Imagine Dragons Process Time and Loss Through ‘Mercury – Act 1’

By the time Imagine Dragons finished touring around their fourth album Origins, the band decided to take a much-needed breath, and break, in 2019 after a decade on the road to work through loss and grief, along with breakdowns and breakthroughs in relationships and other tribulations all summarized on Mercury – Act 1.

Written over the course of three years, and around the time the band—vocalist Dan Reynolds, guitarist Wayne Sermon, bassist Ben McKee, and drummer Daniel Platzman—went on hiatus, Mercury – Act 1 is caught in the most vulnerable states, peering deeper inside and at the soreness of the outside world, with reflections of survival. A collection of lucid lyrics centered around mortality and more revelatory notions of existence, Mercury – Act 1 walks through a procession of grieving and renewal.

“I’ve had a lot of realizations about the fragility of life,” reveals Reynolds. “I was going to a lot of funerals.”

When Reynolds also stepped away from the band to focus on family, he also looked inward to find some healing. “It took walking away from everything to find a lot more clarity and happiness,” he says. Writing since he was 12 years old, regardless of the highs and lows within his own life, Reynolds continued writing while the band took a break, transferring all his swaying states into 300 songs. 
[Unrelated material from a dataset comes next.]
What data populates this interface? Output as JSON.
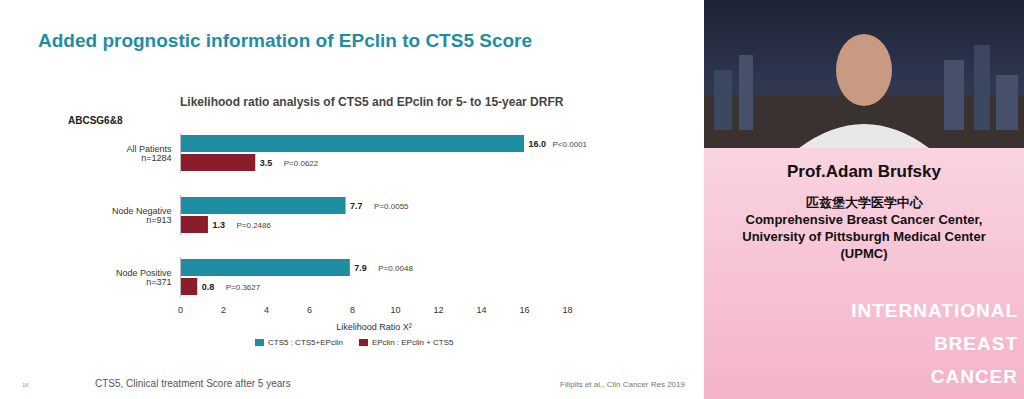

“When we were putting this record together, the main themes were really grief, the loss of life, and the finite state of life,” says Reynolds. “I lost a lot of people that I was close to during this time period from suicide, drug addiction, cancer, and it was a lot of grief and dealing with that and trying to find some meaning in it all.”

Referencing the volatility of the metal, Mercury – Act 1, works as a metaphor for shifting mindsets and new perspectives. “I have fewer answers than I ever have,” says Reynolds. “But I’m at a point where I’m at peace with no answers. It actually feels like a nice place to be.” 

Originally, Reynolds wanted to use the word “mercurial” to express life’s extreme highs and lows but landed on Mercury. “Either the songs very heavy or angry, or very sad or very happy, so it [mercury] just made sense, and I also liked the visual effects of mercury.”

Produced by Rick Rubin at his Shangri-La studio in Malibu, the band initially sent the producer 100 of the original 300, and were surprised when he responded with the set of tracks he liked and focused on specific lyrics where he could reach a deeper intimacy with the band. Eventually, Rubin narrowed the batch down to the final 13 tracks with the band. Likening Mercury – Act 1 to a journal entry, Reynolds wanted to pick out the songs that correlated and told the story of the past three years, and everything in between the previous album cycle, and Rubin offered an outside perspective that helped them formulate that journey.